At last check, no rock bands were smashing either grandfather clocks or Daytona 500 trophies in iconoclastic frenzies. One of the reasons Busch planned to smash the guitar 'rock-star-style' was precisely because of what it was — a guitar, not a clock or some other piece of hardware.
In the past few days, Bass has described himself as stunned and heartbroken over the incident. Hawks has chided Busch and emphasised that the track had no part in the planning or execution of the guitar smash.

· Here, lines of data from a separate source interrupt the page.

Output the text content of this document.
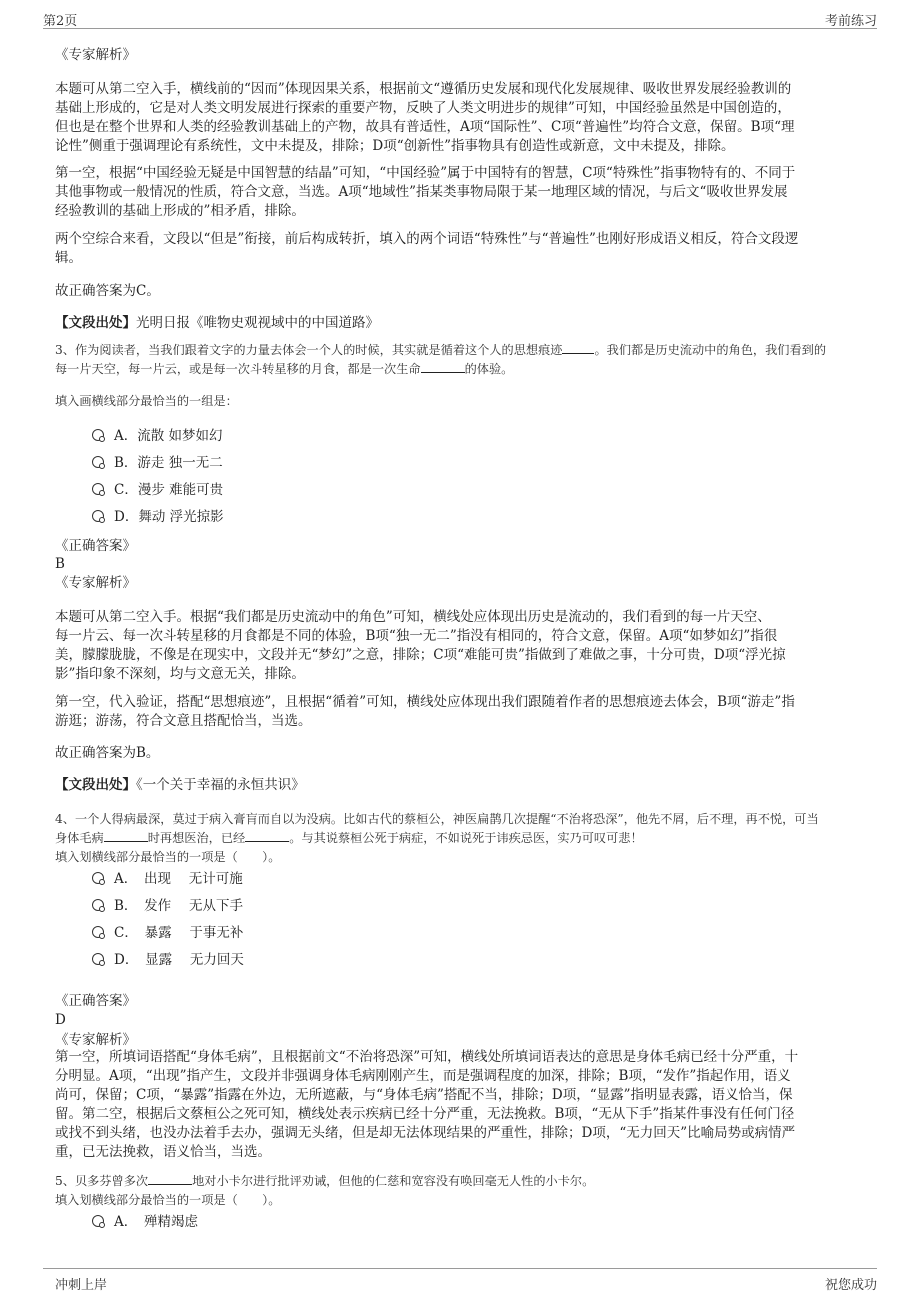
第2页	考前练习
《专家解析》
本题可从第二空入手，横线前的“因而”体现因果关系，根据前文“遵循历史发展和现代化发展规律、吸收世界发展经验教训的
基础上形成的，它是对人类文明发展进行探索的重要产物，反映了人类文明进步的规律”可知，中国经验虽然是中国创造的，
但也是在整个世界和人类的经验教训基础上的产物，故具有普适性，A项“国际性”、C项“普遍性”均符合文意，保留。B项“理
论性”侧重于强调理论有系统性，文中未提及，排除；D项“创新性”指事物具有创造性或新意，文中未提及，排除。
第一空，根据“中国经验无疑是中国智慧的结晶”可知，“中国经验”属于中国特有的智慧，C项“特殊性”指事物特有的、不同于
其他事物或一般情况的性质，符合文意，当选。A项“地域性”指某类事物局限于某一地理区域的情况，与后文“吸收世界发展
经验教训的基础上形成的”相矛盾，排除。
两个空综合来看，文段以“但是”衔接，前后构成转折，填入的两个词语“特殊性”与“普遍性”也刚好形成语义相反，符合文段逻
辑。
故正确答案为C。
【文段出处】光明日报《唯物史观视域中的中国道路》
3、作为阅读者，当我们跟着文字的力量去体会一个人的时候，其实就是循着这个人的思想痕迹	。我们都是历史流动中的角色，我们看到的
每一片天空，每一片云，或是每一次斗转星移的月食，都是一次生命	的体验。
填入画横线部分最恰当的一组是：
A．流散 如梦如幻
B．游走 独一无二
C．漫步 难能可贵
D．舞动 浮光掠影
《正确答案》
B
《专家解析》
本题可从第二空入手。根据“我们都是历史流动中的角色”可知，横线处应体现出历史是流动的，我们看到的每一片天空、
每一片云、每一次斗转星移的月食都是不同的体验，B项“独一无二”指没有相同的，符合文意，保留。A项“如梦如幻”指很
美，朦朦胧胧，不像是在现实中，文段并无“梦幻”之意，排除；C项“难能可贵”指做到了难做之事，十分可贵，D项“浮光掠
影”指印象不深刻，均与文意无关，排除。
第一空，代入验证，搭配“思想痕迹”，且根据“循着”可知，横线处应体现出我们跟随着作者的思想痕迹去体会，B项“游走”指
游逛；游荡，符合文意且搭配恰当，当选。
故正确答案为B。
【文段出处】《一个关于幸福的永恒共识》
4、一个人得病最深，莫过于病入膏肓而自以为没病。比如古代的蔡桓公，神医扁鹊几次提醒“不治将恐深”，他先不屑，后不理，再不悦，可当
身体毛病	时再想医治，已经	。与其说蔡桓公死于病症，不如说死于讳疾忌医，实乃可叹可悲！
填入划横线部分最恰当的一项是（　　）。
A．　出现　 无计可施
B．　发作　 无从下手
C．　暴露　 于事无补
D．　显露　 无力回天
《正确答案》
D
《专家解析》
第一空，所填词语搭配“身体毛病”，且根据前文“不治将恐深”可知，横线处所填词语表达的意思是身体毛病已经十分严重，十
分明显。A项，“出现”指产生，文段并非强调身体毛病刚刚产生，而是强调程度的加深，排除；B项，“发作”指起作用，语义
尚可，保留；C项，“暴露”指露在外边，无所遮蔽，与“身体毛病”搭配不当，排除；D项，“显露”指明显表露，语义恰当，保
留。第二空，根据后文蔡桓公之死可知，横线处表示疾病已经十分严重，无法挽救。B项，“无从下手”指某件事没有任何门径
或找不到头绪，也没办法着手去办，强调无头绪，但是却无法体现结果的严重性，排除；D项，“无力回天”比喻局势或病情严
重，已无法挽救，语义恰当，当选。
5、贝多芬曾多次	地对小卡尔进行批评劝诫，但他的仁慈和宽容没有唤回毫无人性的小卡尔。
填入划横线部分最恰当的一项是（　　）。
A．　殚精竭虑
冲刺上岸	祝您成功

“I don't think he gets it,” Bass told veteran motorsports writer Larry Woody. “He destroyed something that can't be replaced. He can buy a replica, but he can't replace the original.”
Wait a minute. It wasn't a van Gogh. Nothing against artists such as Bass and Garry Hill, who have devoted their careers to chronicling and preserving the highlights of NASCAR racing — and have done so with exceptional flair and creativity. Typically, though, their work hangs in context-appropriate places such as Speedway Clubs at racetracks across America—not in the Louvre.
And if Bass ever wanted a publicity boost, the viral YouTube video of the victory lane celebration all but assures that if Busch's guitar were ever sold at auction, it would fetch by far the highest price ever for a Sam Bass original.